Nossa doce Ester

Filha dos últimos bandeirantes do século 19, ela nos deixou de herança alguns dos últimos bandeirantes deste fim de século, desta virada de milênio. Nossa doce Ester legou à sua gente a lição dos pais, seguida agora pela quarta geração — uma estirpe de paulistas que não plantam eucaliptos, por que cultivam carvalhos. Nossa doce Ester é uma daquelas sementes lançadas na terra brasileira, para mostrar ao mundo quanto vale a gente campineira.

Ela nasceu num tempo em que governantes, empreendedores e toda a gente paulista só sabia enxergar o futuro — uma virtude em extinção nos palácios do poder de hoje, todos desertos de homens como os que viram Ester chegar ao mundo. Enxergar o futuro é dom exclusivo dos que não são sabem ser egoístas, é apanágio dos generosos, peculiaridade dos grandes, que distribuem riquezas porque sabem criá-las.

Nossa doce Ester é filha de bandeirantes que arrancaram São Paulo do marasmo e o levaram à liderança da Nação. Ela é a porta-estandarte da marcha pioneira da industrialização deste Estado procurado, cobiçado, alvejado e, pela grandeza daqueles bravos, invejado. Nossa doce Ester é o símbolo de que quando se quer, não se pede nem se espera; se faz.

Ela veio de José Paulino Nogueira que, com o irmão Arthur, conquistou, planejou e tornou fértil uma região pobre nas imediações de Campinas. Eles acreditaram e acenderam a chama do trabalho, da livre iniciativa, da coragem de empreender sem depender do Poder.

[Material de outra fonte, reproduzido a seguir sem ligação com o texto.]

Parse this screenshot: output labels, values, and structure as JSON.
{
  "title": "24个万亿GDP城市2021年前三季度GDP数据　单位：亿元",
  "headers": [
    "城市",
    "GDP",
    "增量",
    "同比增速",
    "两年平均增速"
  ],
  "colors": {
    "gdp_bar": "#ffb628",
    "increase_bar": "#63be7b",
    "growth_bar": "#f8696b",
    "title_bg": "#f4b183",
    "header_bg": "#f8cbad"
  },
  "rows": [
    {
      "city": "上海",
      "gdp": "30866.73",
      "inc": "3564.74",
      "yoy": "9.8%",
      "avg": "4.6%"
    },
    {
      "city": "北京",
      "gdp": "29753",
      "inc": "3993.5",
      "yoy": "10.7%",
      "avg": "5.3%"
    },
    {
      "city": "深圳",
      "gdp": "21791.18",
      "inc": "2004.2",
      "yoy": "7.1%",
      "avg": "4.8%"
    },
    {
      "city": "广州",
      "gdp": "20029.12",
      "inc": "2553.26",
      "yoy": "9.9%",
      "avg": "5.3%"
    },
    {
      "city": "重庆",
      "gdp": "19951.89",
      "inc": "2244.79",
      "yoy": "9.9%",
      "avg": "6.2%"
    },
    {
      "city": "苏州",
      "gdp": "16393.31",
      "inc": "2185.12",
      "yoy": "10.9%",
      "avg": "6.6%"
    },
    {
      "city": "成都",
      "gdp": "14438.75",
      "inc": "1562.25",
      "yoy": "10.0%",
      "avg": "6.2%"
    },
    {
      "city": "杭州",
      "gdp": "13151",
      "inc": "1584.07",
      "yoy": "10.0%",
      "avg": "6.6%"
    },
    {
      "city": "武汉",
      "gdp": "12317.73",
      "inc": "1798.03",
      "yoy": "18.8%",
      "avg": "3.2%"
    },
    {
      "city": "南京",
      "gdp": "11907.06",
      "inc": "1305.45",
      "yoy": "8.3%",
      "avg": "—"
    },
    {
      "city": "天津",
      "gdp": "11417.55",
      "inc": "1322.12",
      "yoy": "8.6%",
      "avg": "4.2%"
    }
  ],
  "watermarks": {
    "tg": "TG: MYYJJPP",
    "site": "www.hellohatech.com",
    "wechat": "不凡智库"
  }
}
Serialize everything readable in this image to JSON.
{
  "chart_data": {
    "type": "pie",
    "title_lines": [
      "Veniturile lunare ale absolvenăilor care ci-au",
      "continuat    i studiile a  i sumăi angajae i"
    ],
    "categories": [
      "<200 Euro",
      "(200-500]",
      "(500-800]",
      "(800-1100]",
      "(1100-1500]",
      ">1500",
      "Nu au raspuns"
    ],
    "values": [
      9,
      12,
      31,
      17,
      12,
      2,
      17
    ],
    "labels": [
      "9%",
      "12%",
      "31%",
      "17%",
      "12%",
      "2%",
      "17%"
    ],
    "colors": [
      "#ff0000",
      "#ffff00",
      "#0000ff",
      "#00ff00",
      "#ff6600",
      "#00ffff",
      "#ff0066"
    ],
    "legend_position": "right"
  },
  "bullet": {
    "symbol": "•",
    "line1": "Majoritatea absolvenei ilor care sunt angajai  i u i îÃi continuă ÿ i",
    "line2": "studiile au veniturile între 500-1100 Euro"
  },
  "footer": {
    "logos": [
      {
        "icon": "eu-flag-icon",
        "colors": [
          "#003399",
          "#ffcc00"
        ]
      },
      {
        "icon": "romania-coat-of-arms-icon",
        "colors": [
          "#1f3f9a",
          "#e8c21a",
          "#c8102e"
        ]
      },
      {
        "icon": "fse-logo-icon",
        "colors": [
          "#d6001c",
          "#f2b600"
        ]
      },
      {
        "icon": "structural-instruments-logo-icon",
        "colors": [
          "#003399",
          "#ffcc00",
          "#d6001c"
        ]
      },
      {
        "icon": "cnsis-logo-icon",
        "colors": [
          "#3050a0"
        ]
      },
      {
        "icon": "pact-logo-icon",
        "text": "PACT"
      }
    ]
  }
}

Saga de bandeirantes nesta terra fundada por bandeirantes. Só poderia ser aqui, onde corre o puro sangue da vontade própria — por isso, inabalável. Inegociável.

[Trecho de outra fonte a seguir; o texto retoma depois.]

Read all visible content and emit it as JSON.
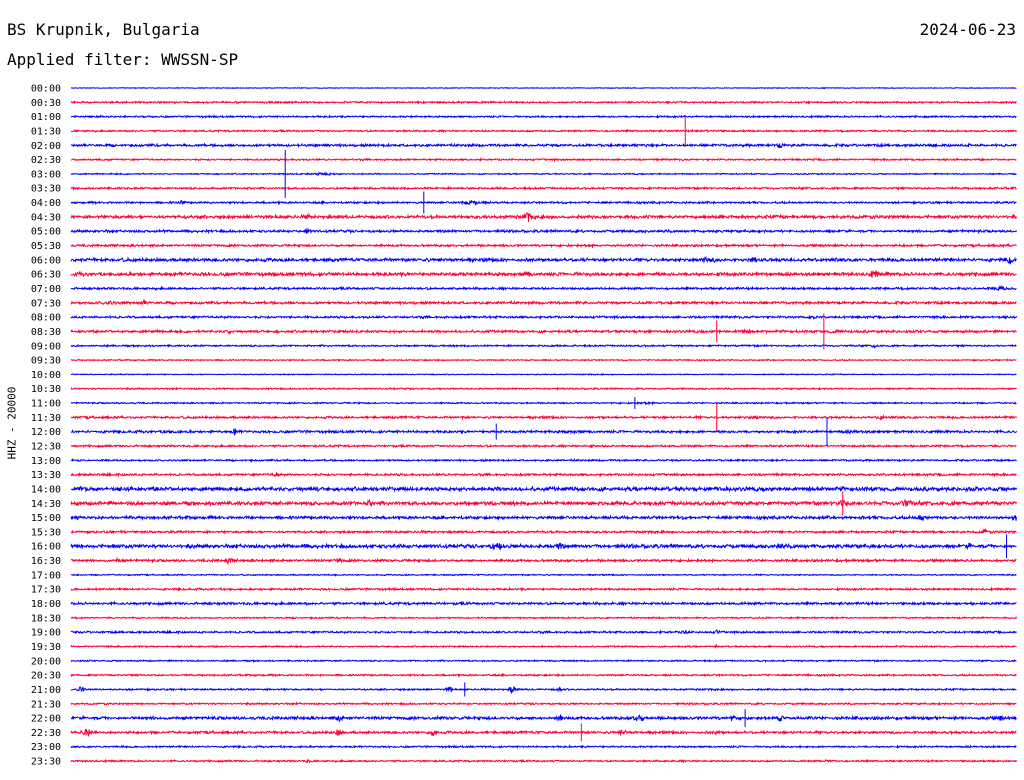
{
  "header": {
    "station": "BS Krupnik, Bulgaria",
    "date": "2024-06-23",
    "filter": "Applied filter: WWSSN-SP",
    "channel": "HHZ - 20000"
  },
  "chart_data": {
    "type": "line",
    "title": "BS Krupnik, Bulgaria",
    "subtitle": "Applied filter: WWSSN-SP",
    "ylabel": "HHZ - 20000",
    "colors": {
      "even": "#0000ff",
      "odd": "#ff0033"
    },
    "tick_labels": [
      "00:00",
      "00:30",
      "01:00",
      "01:30",
      "02:00",
      "02:30",
      "03:00",
      "03:30",
      "04:00",
      "04:30",
      "05:00",
      "05:30",
      "06:00",
      "06:30",
      "07:00",
      "07:30",
      "08:00",
      "08:30",
      "09:00",
      "09:30",
      "10:00",
      "10:30",
      "11:00",
      "11:30",
      "12:00",
      "12:30",
      "13:00",
      "13:30",
      "14:00",
      "14:30",
      "15:00",
      "15:30",
      "16:00",
      "16:30",
      "17:00",
      "17:30",
      "18:00",
      "18:30",
      "19:00",
      "19:30",
      "20:00",
      "20:30",
      "21:00",
      "21:30",
      "22:00",
      "22:30",
      "23:00",
      "23:30"
    ],
    "x_range_minutes": [
      0,
      30
    ],
    "rows": [
      {
        "noise": 0.3,
        "bursts": []
      },
      {
        "noise": 0.7,
        "bursts": []
      },
      {
        "noise": 0.7,
        "bursts": []
      },
      {
        "noise": 0.7,
        "bursts": [
          [
            20.2,
            15,
            0.3
          ]
        ]
      },
      {
        "noise": 1.0,
        "bursts": [
          [
            22.5,
            2,
            2.0
          ],
          [
            28.5,
            1,
            1.5
          ]
        ]
      },
      {
        "noise": 0.7,
        "bursts": []
      },
      {
        "noise": 0.5,
        "bursts": [
          [
            7.9,
            22,
            0.3
          ],
          [
            8.0,
            7,
            1.0
          ]
        ]
      },
      {
        "noise": 0.8,
        "bursts": []
      },
      {
        "noise": 0.8,
        "bursts": [
          [
            3.5,
            3,
            1.2
          ],
          [
            12.7,
            10,
            1.2
          ],
          [
            30.1,
            2,
            3.5
          ]
        ]
      },
      {
        "noise": 1.3,
        "bursts": [
          [
            7.5,
            2,
            1.5
          ],
          [
            14.5,
            3,
            4.0
          ],
          [
            32.5,
            2,
            2.5
          ]
        ]
      },
      {
        "noise": 1.0,
        "bursts": [
          [
            7.5,
            2,
            2.5
          ]
        ]
      },
      {
        "noise": 0.9,
        "bursts": [
          [
            16.5,
            2,
            2.0
          ],
          [
            31.7,
            4,
            0.6
          ]
        ]
      },
      {
        "noise": 1.3,
        "bursts": [
          [
            20.2,
            6,
            1.5
          ],
          [
            21.7,
            6,
            1.5
          ],
          [
            29.8,
            3,
            2.5
          ]
        ]
      },
      {
        "noise": 1.4,
        "bursts": [
          [
            14.5,
            4,
            1.5
          ],
          [
            25.5,
            4,
            2.5
          ]
        ]
      },
      {
        "noise": 0.9,
        "bursts": [
          [
            29.5,
            4,
            2.0
          ]
        ]
      },
      {
        "noise": 1.0,
        "bursts": [
          [
            1.2,
            8,
            0.8
          ],
          [
            2.3,
            4,
            1.5
          ]
        ]
      },
      {
        "noise": 0.9,
        "bursts": [
          [
            23.5,
            3,
            1.0
          ]
        ]
      },
      {
        "noise": 1.0,
        "bursts": [
          [
            5.0,
            3,
            1.5
          ],
          [
            21.4,
            5,
            1.0
          ],
          [
            24.3,
            9,
            0.6
          ]
        ]
      },
      {
        "noise": 0.7,
        "bursts": [
          [
            25.5,
            2,
            2.0
          ]
        ]
      },
      {
        "noise": 0.5,
        "bursts": []
      },
      {
        "noise": 0.4,
        "bursts": []
      },
      {
        "noise": 0.6,
        "bursts": []
      },
      {
        "noise": 0.6,
        "bursts": [
          [
            18.3,
            8,
            0.5
          ]
        ]
      },
      {
        "noise": 0.9,
        "bursts": [
          [
            21.7,
            7,
            0.7
          ],
          [
            25.7,
            3,
            2.0
          ]
        ]
      },
      {
        "noise": 1.0,
        "bursts": [
          [
            3.1,
            7,
            0.8
          ],
          [
            5.2,
            2,
            2.5
          ],
          [
            15.9,
            12,
            0.4
          ],
          [
            24.8,
            12,
            0.5
          ]
        ]
      },
      {
        "noise": 0.8,
        "bursts": [
          [
            16.5,
            2,
            1.5
          ]
        ]
      },
      {
        "noise": 0.7,
        "bursts": []
      },
      {
        "noise": 0.9,
        "bursts": [
          [
            6.5,
            3,
            2.0
          ]
        ]
      },
      {
        "noise": 1.6,
        "bursts": [
          [
            20.5,
            2,
            1.5
          ],
          [
            31.0,
            2,
            2.5
          ]
        ]
      },
      {
        "noise": 1.5,
        "bursts": [
          [
            9.5,
            3,
            2.0
          ],
          [
            24.5,
            4,
            2.5
          ],
          [
            26.5,
            4,
            2.5
          ]
        ]
      },
      {
        "noise": 1.2,
        "bursts": [
          [
            27.0,
            4,
            2.0
          ],
          [
            30.0,
            3,
            2.0
          ]
        ]
      },
      {
        "noise": 0.9,
        "bursts": [
          [
            29.0,
            3,
            1.5
          ],
          [
            30.5,
            2,
            1.5
          ]
        ]
      },
      {
        "noise": 1.5,
        "bursts": [
          [
            13.5,
            5,
            2.5
          ],
          [
            15.5,
            3,
            2.0
          ],
          [
            22.5,
            3,
            1.5
          ],
          [
            28.5,
            2,
            2.0
          ]
        ]
      },
      {
        "noise": 1.0,
        "bursts": [
          [
            1.5,
            2,
            1.5
          ],
          [
            5.0,
            3,
            2.0
          ],
          [
            8.5,
            3,
            1.5
          ]
        ]
      },
      {
        "noise": 0.5,
        "bursts": []
      },
      {
        "noise": 0.8,
        "bursts": [
          [
            30.5,
            2,
            1.0
          ]
        ]
      },
      {
        "noise": 1.0,
        "bursts": []
      },
      {
        "noise": 0.6,
        "bursts": []
      },
      {
        "noise": 0.8,
        "bursts": [
          [
            19.5,
            3,
            1.5
          ],
          [
            20.5,
            2,
            1.5
          ]
        ]
      },
      {
        "noise": 0.6,
        "bursts": [
          [
            20.5,
            2,
            1.0
          ]
        ]
      },
      {
        "noise": 0.6,
        "bursts": []
      },
      {
        "noise": 0.7,
        "bursts": [
          [
            32.0,
            2,
            1.0
          ]
        ]
      },
      {
        "noise": 0.7,
        "bursts": [
          [
            0.3,
            3,
            3.0
          ],
          [
            12.0,
            3,
            2.0
          ],
          [
            14.0,
            3,
            3.5
          ],
          [
            15.5,
            2,
            1.5
          ]
        ]
      },
      {
        "noise": 0.7,
        "bursts": []
      },
      {
        "noise": 1.2,
        "bursts": [
          [
            8.5,
            3,
            2.5
          ],
          [
            15.5,
            2,
            2.0
          ],
          [
            18.0,
            4,
            3.0
          ],
          [
            21.0,
            2,
            3.0
          ],
          [
            22.5,
            3,
            2.5
          ],
          [
            29.5,
            2,
            2.0
          ]
        ]
      },
      {
        "noise": 1.0,
        "bursts": [
          [
            0.5,
            4,
            3.5
          ],
          [
            17.5,
            3,
            2.5
          ],
          [
            8.5,
            3,
            2.5
          ],
          [
            11.5,
            3,
            2.5
          ],
          [
            20.5,
            2,
            1.5
          ]
        ]
      },
      {
        "noise": 0.7,
        "bursts": []
      },
      {
        "noise": 0.7,
        "bursts": [
          [
            7.5,
            2,
            1.0
          ],
          [
            24.0,
            2,
            1.0
          ]
        ]
      }
    ],
    "spikes": [
      {
        "row": 3,
        "minute": 19.5,
        "amp": 16
      },
      {
        "row": 6,
        "minute": 6.8,
        "amp": 24
      },
      {
        "row": 8,
        "minute": 11.2,
        "amp": 11
      },
      {
        "row": 17,
        "minute": 20.5,
        "amp": 11
      },
      {
        "row": 17,
        "minute": 23.9,
        "amp": 18
      },
      {
        "row": 22,
        "minute": 17.9,
        "amp": 6
      },
      {
        "row": 23,
        "minute": 20.5,
        "amp": 14
      },
      {
        "row": 24,
        "minute": 13.5,
        "amp": 8
      },
      {
        "row": 24,
        "minute": 24.0,
        "amp": 14
      },
      {
        "row": 29,
        "minute": 24.5,
        "amp": 12
      },
      {
        "row": 32,
        "minute": 29.7,
        "amp": 12
      },
      {
        "row": 42,
        "minute": 12.5,
        "amp": 7
      },
      {
        "row": 44,
        "minute": 21.4,
        "amp": 9
      },
      {
        "row": 45,
        "minute": 16.2,
        "amp": 9
      }
    ]
  }
}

Nossa doce Ester é uma jovem que celebra 100 anos e sua meta é a mesma do fim do século passado: distribuir riqueza, gerar trabalho, ser motivo de orgulho e produzir energia, a mais brasileira das energias, fruto de uma conspiração romântica do sol com a terra, abençoada pela natureza que ela respeita e preserva.

Ela é jovem, mas com muita história para contar. Cada capítulo, uma lição de amor ao Brasil, de respeito à comunidade, de dedicação ao trabalho. É uma homenagem aos que têm fé na vida. Na festa dos cem anos dessa jovem, Olavo Setubal, outro bandeirante incomparável, definiu bem o desafio da aniversariante: “É mais fácil alguém como ela fazer mil anos na Europa do que chegar aos 100 no Brasil”. Naquela hora, me veio, novamente, a história do eucalipto e do carvalho.

Por falar em árvore nobre, os Nogueira, que herdaram a missão da nossa doce Ester, honram o compromisso histórico de fazer de São Paulo a lição que o Brasil, um dia, há de aprender e seguir. Admiráveis Paulo e José Bonifácio, um na trilha do apóstolo, conhecedor e defensor da natureza; outro, como o patriarca, que promoveu a agricultura e a educação para os paulistas.

Por isso, nossa doce Ester não é uma ilha nem um castelo inatingível. De braços abertos, está lá, no “centro do mundo”, perfeita tradução da “Cosmópólis” que lhe serviu de berço, entre a Nogueira do Arthur e a Paulínia do pai José, como a virtude, equilibrando e marcando o sonho realizado daqueles dois bandeirantes.

Feliz aniversário, Ester, e obrigado por adoçar nossas vidas, com o afeto do seu açúcar, e limpar nosso ar, com a pureza do seu álcool. Nada mais brasileiro do que essa jovem que ensina o futuro.